Dossier Océan et énergie - Énergie Thermique des Mers

Sommaire IOA News Letters

Ocean Thermal Energy Conversion- An Update

Anthony Thomas and David Hillis
Argonne National Laboratory, Chicago, lllionis,USA

An abstract of an article that appeared in Sea Technology, October,1991. The abstract is prepared by Carrie Matsuzaki, Member, IOA and Contributing Editor of its Newsletter.

Current research on ocean thermal energy conversion (OTEC) aims at reducing costs for the developing cycles that produce potable water. Major research efforts are underway to develop OTEC technology so it can compete with conventional power sources.

Early Studies

In 1979, a closed-cycle power plant demonstrated for the first time that an OTEC plant could produce more power that it consumed. A consortium that included the state of Hawaii, Lockheed, Dillingham Corporation, Alfa-Laval, and others built a plant that produced 50 kilowatts gross and 18 kilowatts of net electircal power.

In 1987, engineers from the Solar Energy Research Institute and Argonne National Laboratory produced 8,000 gallons per day of fresh water from the ocean. The research apparatus, installed at the Natural Energy Laboratory of Hawaii, used thermal energy stored in seawater to generate water of a salinity of 86 parts per million, which is suitable for drinking and raising crops.

Heat Exchanger Development

Heat exchangers represent a large fraction of a closed-cycle plant cost because of the low temperature differences between the warm surface water and colder deep water.Tests conducted by Argonne National Laboratory on several designs showed that data obtained from small units and even single tubes could predict performance of large exchabgers.

Tests showed that biofouling of the heat exchangers by warm seawater can be prevented with chlorination of 50 to 100 parts per billion for one hour per day. This level is environmentally acceptable. Samples exposed to cold seawater did not show fouling.

Aluminum alloys rested in warm seawater show acceptable corrosion resistance and alloys tested in cold seawater showed minimal pitting. Use of aluminum heat exchangers is desirable because of low cost, ease of fabrication, and good heat-transfer properties.Copper-based materials that have been traditionally used in marine heat exchangers are not suitable for use with ammonia, the preferred working fluid for closed-cycle OTEC.

Compact (plate-fin) heat exchanger is promising, provided it could be built of aluminum and kept clean by non-mechanical means.

Initially, it was believed that heat exchangers would be the most costly portion of OTEC plants, which some estimates indicating exchangers would be half of total plant costs.Success in the above areas reduced the cost for heat exchangers to about 30% of the total; estimates now indcate that the seawater systems may be the most costly part of an OTEC plant.

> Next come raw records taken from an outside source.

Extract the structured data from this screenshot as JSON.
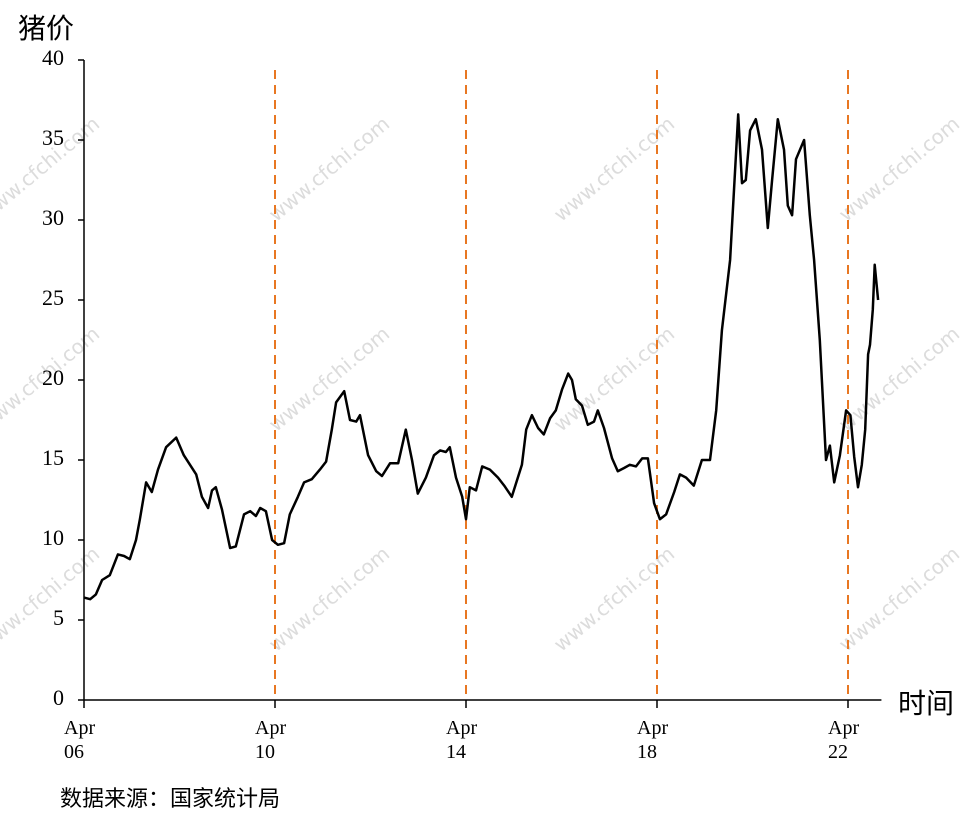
{
  "chart_data": {
    "type": "line",
    "title": "猪价",
    "x_label": "时间",
    "source": "数据来源：国家统计局",
    "watermark": "www.cfchi.com",
    "x": [
      0,
      0.13,
      0.25,
      0.38,
      0.54,
      0.71,
      0.84,
      0.96,
      1.09,
      1.17,
      1.3,
      1.42,
      1.55,
      1.72,
      1.93,
      2.09,
      2.35,
      2.47,
      2.6,
      2.68,
      2.76,
      2.89,
      3.06,
      3.18,
      3.35,
      3.48,
      3.6,
      3.69,
      3.81,
      3.94,
      4.06,
      4.19,
      4.31,
      4.48,
      4.61,
      4.77,
      4.94,
      5.07,
      5.19,
      5.28,
      5.45,
      5.57,
      5.7,
      5.78,
      5.95,
      6.12,
      6.24,
      6.41,
      6.58,
      6.74,
      6.87,
      6.99,
      7.16,
      7.33,
      7.46,
      7.58,
      7.66,
      7.79,
      7.92,
      8.0,
      8.08,
      8.21,
      8.34,
      8.5,
      8.67,
      8.8,
      8.96,
      9.17,
      9.26,
      9.38,
      9.51,
      9.63,
      9.76,
      9.88,
      10.01,
      10.14,
      10.22,
      10.3,
      10.43,
      10.55,
      10.68,
      10.76,
      10.89,
      11.06,
      11.18,
      11.31,
      11.43,
      11.56,
      11.69,
      11.81,
      11.94,
      12.06,
      12.19,
      12.36,
      12.48,
      12.61,
      12.77,
      12.94,
      13.11,
      13.24,
      13.36,
      13.53,
      13.7,
      13.78,
      13.86,
      13.95,
      14.07,
      14.2,
      14.32,
      14.41,
      14.53,
      14.66,
      14.74,
      14.83,
      14.91,
      15.08,
      15.2,
      15.29,
      15.41,
      15.54,
      15.62,
      15.71,
      15.83,
      15.96,
      16.05,
      16.13,
      16.21,
      16.29,
      16.36,
      16.42,
      16.46,
      16.52,
      16.56,
      16.63
    ],
    "series": [
      {
        "name": "猪价",
        "color": "#000000",
        "values": [
          6.4,
          6.3,
          6.6,
          7.5,
          7.8,
          9.1,
          9.0,
          8.8,
          10.0,
          11.3,
          13.6,
          13.0,
          14.4,
          15.8,
          16.4,
          15.3,
          14.1,
          12.7,
          12.0,
          13.1,
          13.3,
          11.9,
          9.5,
          9.6,
          11.6,
          11.8,
          11.5,
          12.0,
          11.8,
          10.0,
          9.7,
          9.8,
          11.6,
          12.7,
          13.6,
          13.8,
          14.4,
          14.9,
          16.9,
          18.6,
          19.3,
          17.5,
          17.4,
          17.8,
          15.3,
          14.3,
          14.0,
          14.8,
          14.8,
          16.9,
          15.0,
          12.9,
          13.9,
          15.3,
          15.6,
          15.5,
          15.8,
          13.9,
          12.7,
          11.3,
          13.3,
          13.1,
          14.6,
          14.4,
          13.9,
          13.4,
          12.7,
          14.7,
          16.9,
          17.8,
          17.0,
          16.6,
          17.6,
          18.1,
          19.4,
          20.4,
          20.0,
          18.8,
          18.4,
          17.2,
          17.4,
          18.1,
          17.0,
          15.1,
          14.3,
          14.5,
          14.7,
          14.6,
          15.1,
          15.1,
          12.3,
          11.3,
          11.6,
          13.0,
          14.1,
          13.9,
          13.4,
          15.0,
          15.0,
          18.1,
          23.1,
          27.5,
          36.6,
          32.3,
          32.5,
          35.6,
          36.3,
          34.4,
          29.5,
          32.5,
          36.3,
          34.4,
          30.9,
          30.3,
          33.8,
          35.0,
          30.3,
          27.5,
          22.5,
          15.0,
          15.9,
          13.6,
          15.3,
          18.1,
          17.8,
          15.2,
          13.3,
          14.7,
          16.9,
          21.6,
          22.2,
          24.4,
          27.2,
          25.0
        ]
      }
    ],
    "xlim": [
      0,
      16.7
    ],
    "xticks": [
      {
        "value": 0,
        "label": "Apr\n06"
      },
      {
        "value": 4,
        "label": "Apr\n10"
      },
      {
        "value": 8,
        "label": "Apr\n14"
      },
      {
        "value": 12,
        "label": "Apr\n18"
      },
      {
        "value": 16,
        "label": "Apr\n22"
      }
    ],
    "ylim": [
      0,
      40
    ],
    "yticks": [
      0,
      5,
      10,
      15,
      20,
      25,
      30,
      35,
      40
    ],
    "grid": true,
    "grid_color": "#e87722"
  }
}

Net Power Producing Experiment (NPPE)

The NPPE is designed to produce 215 kilowatts of electrical power (Ed. note: see IOA Newsletter, Vol.2, No.3) using the open-cycle OTEC process. Under the direction of the Pacific International Center for High Technology Research, the experiment will allow testing of both direct-contact and surface condensation. In a direct-contact condenser, no fresh water is produced as a by-product while a surface condenser separates exhaust steam from the cooling seawater, allowing the production of fresh unknown. In the open-cycle concept, the turbine is a major unknown. A large effort has been made to design and consrtuct a suitable turbine for the NPPE; it will be a radial-inflow design with a ninefoot diameter.

Current OTEC Status

Ten-megawatt,   shore-based closed-cycle plants are within established design technology and plant-design concepts have been developed. Economics of such plants can be bracketed but they do not produce fresh water. However, closed cycle with a flash evaporator (hybrid cycle) produces power and water. This has not been built as a system but the components have been tested and there are no major unknowns.

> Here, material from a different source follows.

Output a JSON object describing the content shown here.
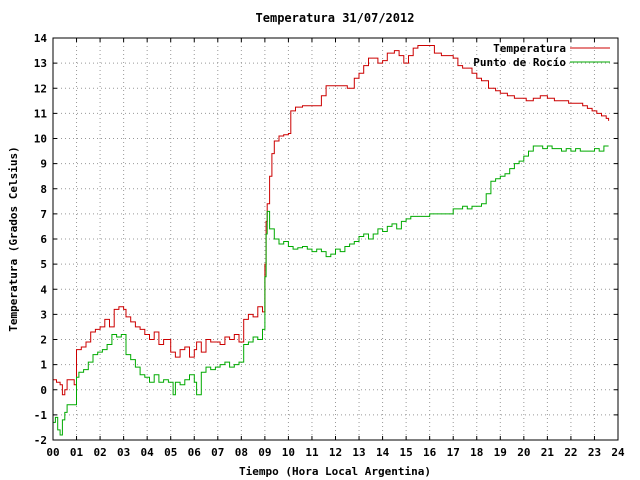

Open cycle produces power and can produce fresh water with the use of a surface condenser. The ability of the open-cycle concept to produce net power has not been shown, but successful testing of the NPPE will demonstrate this.

Future Course for OTEC

The future of OTEC depends on both economic and technical factors. Main economic factors are:1)capital costs that are high in relation to costs for conventional plants and success in reducing these costs; 2)costs of conventional fuels; and 3)marketability of fresh water produced by open-or hybrid-cycle OTEC.

Before any commercial OTEC plant is built, a smaller demonstration plant must prove economic and operational feasibility.

In the open-cycle system, warm seawater is flash-evaporated into steam under vacuum, then passes through the turbine. The surface condenser option has the advantage of producing desalinated water as a byproduce.

Many believe that OTEC will first be commercialized in small island markets where both power and waer are in short supply. There are many potential markets in the Pacific and Caribbean areas where such plants, in the range of 10-40 megawatts, could be built.

Several islands have been identified as potential sites for the initial development: the Hawaiian Islands, Puerto Rico, Guam, Jamaica, the U.S. Virgin Islands, the Philippines, Fuji, American Samoa, Barbados, and the Dominican Republic.